Falo desse dossiê com muita propriedade porque acompanhei de muito perto o sindicato dos bancários, os funcionários do Besc, quando se tratava dessa história de resistência.

O Besc completou 45 anos de idade. Foi fundado em 1962. E no ano de 1987, deputado Dirceu Dresch, o Besc sofreu a primeira intervenção do Banco Central. Logo após esse período, o banco esteve envolvido em esquemas não muito claros, como a emissão irregular de Letras do Tesouro pelo governo do estado, demonstrando que, mais que um problema de controle acionário, o banco sofria problemas de gestão. O governo do estado, à época na mão do PMDB, já assinalava com a possibilidade de privatização como caminho para fazer caixa.

Então, srs. deputados, vou retroceder na história, novamente, e dizer que no ano de 2002, sempre falo isso, aqui, na Praça da Alfândega, na capital do estado de Santa Catarina, em Florianópolis, o governador, na época candidato ao governo, Luiz Henrique da Silveira, juntamente com o candidato à Presidência da República, Luiz Inácio Lula da Silva, prometeu para milhares de pessoas que o banco iria continuar público e dos catarinenses.

E depois desses anos todos...

O Sr. Deputado Dirceu Dresch - V.Exa. me concede um aparte?

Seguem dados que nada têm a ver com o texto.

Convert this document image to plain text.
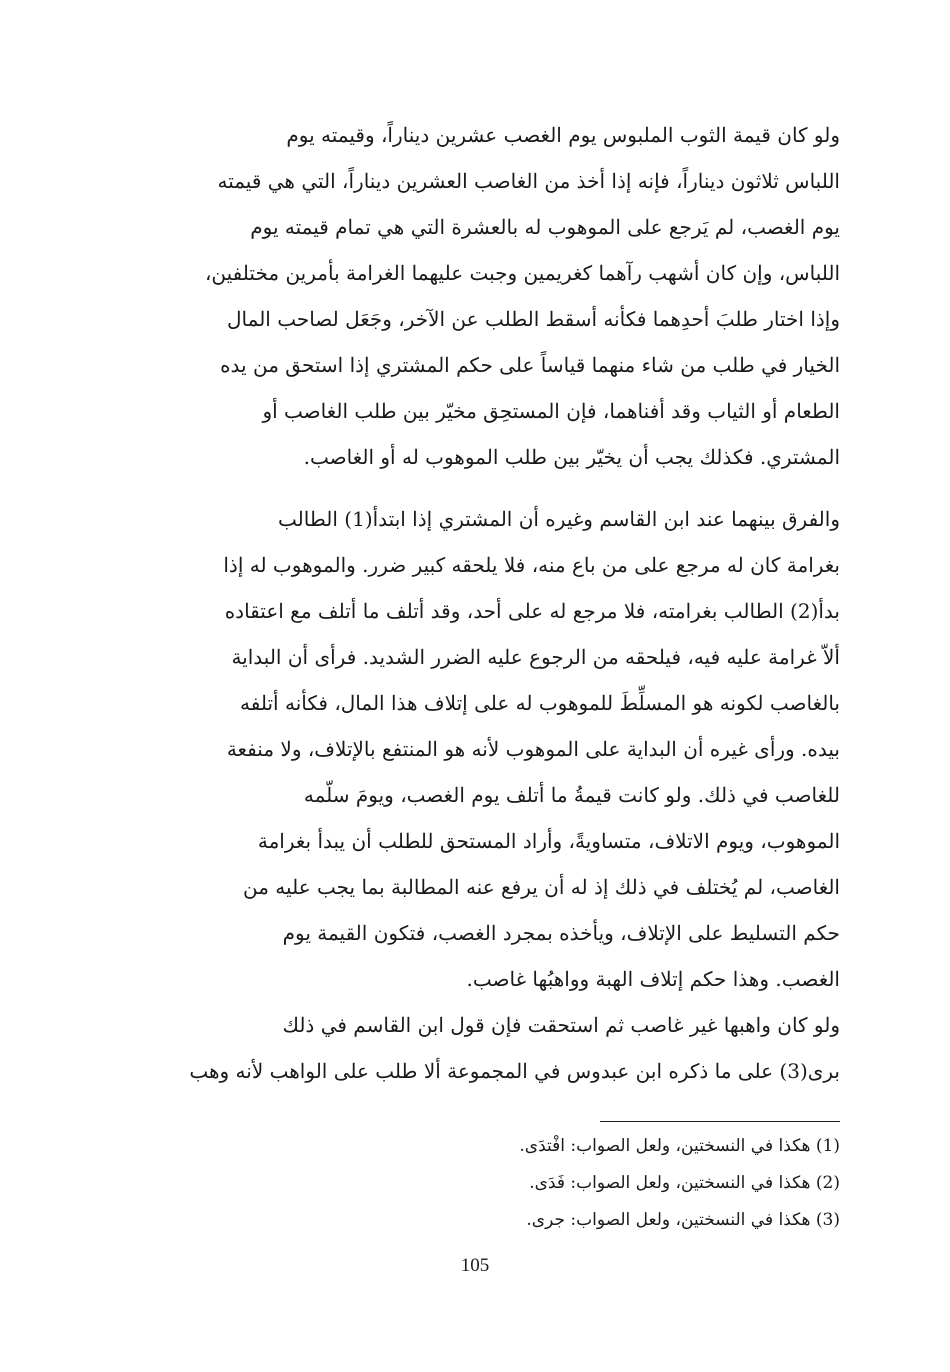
ولو كان قيمة الثوب الملبوس يوم الغصب عشرين ديناراً، وقيمته يوم
اللباس ثلاثون ديناراً، فإنه إذا أخذ من الغاصب العشرين ديناراً، التي هي قيمته
يوم الغصب، لم يَرجع على الموهوب له بالعشرة التي هي تمام قيمته يوم
اللباس، وإن كان أشهب رآهما كغريمين وجبت عليهما الغرامة بأمرين مختلفين،
وإذا اختار طلبَ أحدِهما فكأنه أسقط الطلب عن الآخر، وجَعَل لصاحب المال
الخيار في طلب من شاء منهما قياساً على حكم المشتري إذا استحق من يده
الطعام أو الثياب وقد أفناهما، فإن المستحِق مخيّر بين طلب الغاصب أو
المشتري. فكذلك يجب أن يخيّر بين طلب الموهوب له أو الغاصب.
والفرق بينهما عند ابن القاسم وغيره أن المشتري إذا ابتدأ(1) الطالب
بغرامة كان له مرجع على من باع منه، فلا يلحقه كبير ضرر. والموهوب له إذا
بدأ(2) الطالب بغرامته، فلا مرجع له على أحد، وقد أتلف ما أتلف مع اعتقاده
ألاّ غرامة عليه فيه، فيلحقه من الرجوع عليه الضرر الشديد. فرأى أن البداية
بالغاصب لكونه هو المسلِّطَ للموهوب له على إتلاف هذا المال، فكأنه أتلفه
بيده. ورأى غيره أن البداية على الموهوب لأنه هو المنتفع بالإتلاف، ولا منفعة
للغاصب في ذلك. ولو كانت قيمةُ ما أتلف يوم الغصب، ويومَ سلّمه
الموهوب، ويوم الاتلاف، متساويةً، وأراد المستحق للطلب أن يبدأ بغرامة
الغاصب، لم يُختلف في ذلك إذ له أن يرفع عنه المطالبة بما يجب عليه من
حكم التسليط على الإتلاف، ويأخذه بمجرد الغصب، فتكون القيمة يوم
الغصب. وهذا حكم إتلاف الهبة وواهبُها غاصب.
ولو كان واهبها غير غاصب ثم استحقت فإن قول ابن القاسم في ذلك
برى(3) على ما ذكره ابن عبدوس في المجموعة ألا طلب على الواهب لأنه وهب
(1) هكذا في النسختين، ولعل الصواب: افْتدَى.
(2) هكذا في النسختين، ولعل الصواب: فَدَى.
(3) هكذا في النسختين، ولعل الصواب: جرى.
105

A SRA. DEPUTADA ANA PAULA LIMA - Pois não!

O Sr. Deputado Dirceu Dresch - Obrigada, deputada! Com certeza quero parabenizar v.exa. por esse tema.

Na semana passada, tivemos grandes debates na imprensa também sobre isso, e de fato estranha-me muito essa posição. Dois momentos me preocuparam nessa questão, deputada: primeiro, quando o estado tira o Besc enquanto banco oficial de Santa Catarina e, segundo, quando foi encaminhado o leilão das contas do estado. Isso demonstra que houve uma falta de compromisso do estado com o Besc.

Então, de fato precisamos agradecer ao nosso presidente do Supremo, que segurou o leilão - que hoje ainda está em andamento no Supremo -, para justamente isso não acontecer, porque geraria um prejuízo incalculável ao nosso Banco do Estado de Santa Catarina. E mais uma vez gostaria de parabenizar v.exa., deputada Ana Paula Lima, pela brilhante apresentação e pelo tema que traz para esta tribuna.

A SRA. DEPUTADA ANA PAULA LIMA - E o que me causa estranheza, deputado Dirceu Dresch, é que na época aquela promessa que garantia que o Besc continuaria sendo dos catarinenses e um banco público, aquele discurso do ano de 2002, deu a eleição para Luiz Henrique da Silveira ser o governador do estado de Santa Catarina.

Passaram-se cinco anos e com a grata satisfação destaco o cumprimento da palavra, não do governador Luiz Henrique da Silveira, mas do presidente Lula, que cumpriu a palavra dizendo que o Besc continuará sendo do estado de Santa Catarina e dos catarinenses.

(Passa a ler.)

"O Besc era um banco que havia caído no descrédito, até mesmo dos seus funcionários. Quantos funcionários aderiram ao PDI, Plano de Demissão Incentivada?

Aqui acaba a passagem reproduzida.